Portland, Oregon doom-mongers Witch Mountain have been roaming the underworld since 1997, but didn’t start picking up steam until they were joined by vocalist Uta Plotkin in 2009 and subsequently released their second album (and first new release in ten years) in 2011, the well-regarded South of Salem. Plotkin’s presence rejuvenated the band, leading to increased live activity, a record deal with Profound Lore and finally culminating in Cauldron of the Wild, an album that sees Witch Mountain coming into their own as top-tier purveyors of traditional American doom.
Plotkin’s vocals are the album’s impressive centerpiece, possessing an earthy grit that recalls the likes of Janis Joplin and Ann Wilson. When she hits the higher registers, it makes for an interesting contrast with guitarist Rob Wrong’s down ‘n’ dirty riffage, opening a doorway in your mind to an alternate dimension where Pentagram was the first female-fronted doom band. Witch Mountain’s music owes much to Pentagram, as well as Black Sabbath, but it is also apparent that the quartet understands and respects doom’s roots in the blues; if you dialed back the distortion on tracks like “The Ballad of Lanky Rae” and “Shelter,” you could play ‘em down at the crossroads and even the Devil himself would never be the wiser.

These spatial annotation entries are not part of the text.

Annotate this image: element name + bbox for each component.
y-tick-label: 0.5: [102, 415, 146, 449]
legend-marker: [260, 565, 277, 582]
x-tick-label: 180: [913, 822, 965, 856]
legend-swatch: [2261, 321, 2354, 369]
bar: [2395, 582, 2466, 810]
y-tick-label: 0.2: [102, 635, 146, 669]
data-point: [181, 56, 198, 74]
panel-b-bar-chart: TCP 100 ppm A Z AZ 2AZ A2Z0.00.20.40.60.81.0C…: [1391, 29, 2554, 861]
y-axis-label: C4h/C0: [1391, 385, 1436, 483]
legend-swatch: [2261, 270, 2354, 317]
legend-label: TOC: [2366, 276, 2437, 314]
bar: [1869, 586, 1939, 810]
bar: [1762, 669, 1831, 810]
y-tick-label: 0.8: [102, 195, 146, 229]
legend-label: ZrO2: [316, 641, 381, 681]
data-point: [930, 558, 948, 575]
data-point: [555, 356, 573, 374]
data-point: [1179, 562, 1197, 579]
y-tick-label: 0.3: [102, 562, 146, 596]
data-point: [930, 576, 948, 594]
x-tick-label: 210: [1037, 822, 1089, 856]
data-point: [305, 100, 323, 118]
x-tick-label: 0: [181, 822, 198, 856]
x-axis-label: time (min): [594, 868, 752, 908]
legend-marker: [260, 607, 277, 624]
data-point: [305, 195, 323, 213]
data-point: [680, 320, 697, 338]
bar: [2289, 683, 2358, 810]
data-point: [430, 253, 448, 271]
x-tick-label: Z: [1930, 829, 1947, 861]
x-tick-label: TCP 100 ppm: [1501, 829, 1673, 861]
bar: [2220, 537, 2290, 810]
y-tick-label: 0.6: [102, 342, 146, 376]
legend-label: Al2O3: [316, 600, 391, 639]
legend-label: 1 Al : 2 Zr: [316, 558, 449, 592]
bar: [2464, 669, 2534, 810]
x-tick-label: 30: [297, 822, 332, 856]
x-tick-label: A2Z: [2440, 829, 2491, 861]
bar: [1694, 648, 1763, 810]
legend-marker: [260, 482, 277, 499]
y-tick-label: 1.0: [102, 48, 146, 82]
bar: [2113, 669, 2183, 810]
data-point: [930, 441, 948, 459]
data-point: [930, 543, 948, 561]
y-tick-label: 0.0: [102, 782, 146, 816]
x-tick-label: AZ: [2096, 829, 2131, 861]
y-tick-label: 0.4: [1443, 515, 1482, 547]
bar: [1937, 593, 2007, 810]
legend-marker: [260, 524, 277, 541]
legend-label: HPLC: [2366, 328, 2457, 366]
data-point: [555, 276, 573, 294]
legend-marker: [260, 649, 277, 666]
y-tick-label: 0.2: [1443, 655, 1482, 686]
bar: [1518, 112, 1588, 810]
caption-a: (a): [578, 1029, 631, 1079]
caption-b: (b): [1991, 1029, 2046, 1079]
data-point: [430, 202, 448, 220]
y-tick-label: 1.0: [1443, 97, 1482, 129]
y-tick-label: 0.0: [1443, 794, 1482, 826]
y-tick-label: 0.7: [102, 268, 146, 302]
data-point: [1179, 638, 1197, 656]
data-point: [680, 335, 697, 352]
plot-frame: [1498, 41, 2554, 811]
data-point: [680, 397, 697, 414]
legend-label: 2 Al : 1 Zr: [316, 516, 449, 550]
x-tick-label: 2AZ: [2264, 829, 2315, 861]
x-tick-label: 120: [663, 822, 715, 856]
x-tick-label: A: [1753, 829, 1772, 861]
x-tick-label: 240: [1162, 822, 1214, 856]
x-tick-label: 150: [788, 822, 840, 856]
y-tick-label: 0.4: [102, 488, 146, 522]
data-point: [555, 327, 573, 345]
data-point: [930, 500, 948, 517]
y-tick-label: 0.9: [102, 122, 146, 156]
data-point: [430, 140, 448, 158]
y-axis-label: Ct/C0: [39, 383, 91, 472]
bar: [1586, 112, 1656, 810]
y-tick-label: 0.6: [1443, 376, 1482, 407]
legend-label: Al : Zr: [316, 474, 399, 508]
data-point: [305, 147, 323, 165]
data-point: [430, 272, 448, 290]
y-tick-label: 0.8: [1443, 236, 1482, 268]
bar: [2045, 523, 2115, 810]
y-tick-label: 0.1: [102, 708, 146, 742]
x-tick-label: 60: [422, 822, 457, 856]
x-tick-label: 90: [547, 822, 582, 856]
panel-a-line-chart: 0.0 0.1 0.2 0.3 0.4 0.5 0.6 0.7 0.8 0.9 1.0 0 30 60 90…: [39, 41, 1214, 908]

Indeed, Witch Mountain’s darkness is not of the heavily affected variety that so many metal bands choose to adopt; it is a mutation of the very real darkness that crept out of the Mississippi Delta all those years ago, the same darkness that convinced Robert Johnson he had a hellhound on his trail, the same darkness that Iommi, Liebling and Weinrich tapped into and harnessed at the dawn of doom. It is primal, primordial and primeval, and its presence is palpable throughout Cauldron of the Wild. It oozes out of every down-tuned and distorted note, every trudging, shuffling rhythm and every mesmerizing vocal melody.
Cauldron of the Wild isn’t an attempt to reinvent the wheel, rather it is a reinterpretation and reaffirmation of the classic doom tradition. Witch Mountain has created an album that shows great reverence for that tradtion, while at the same time placing their own ten-ton stamp upon it. Here’s to hoping their Devil’s bargain doesn’t end anytime soon.
This is why I come here. You’re rarely the first to talk about a release, but at your best you come up with something different to say about it.
I have been enjoying this 70′s doom occult re-visitation. This album may be on my favorites of this year.
It’s awesome. I didn’t think I’d ever say that about this band after “South of Salem”. Plotkin’s vocals can rub me the wrong way at times, but when they hit the spot, they hit really hard. But really, it comes down to the riffs.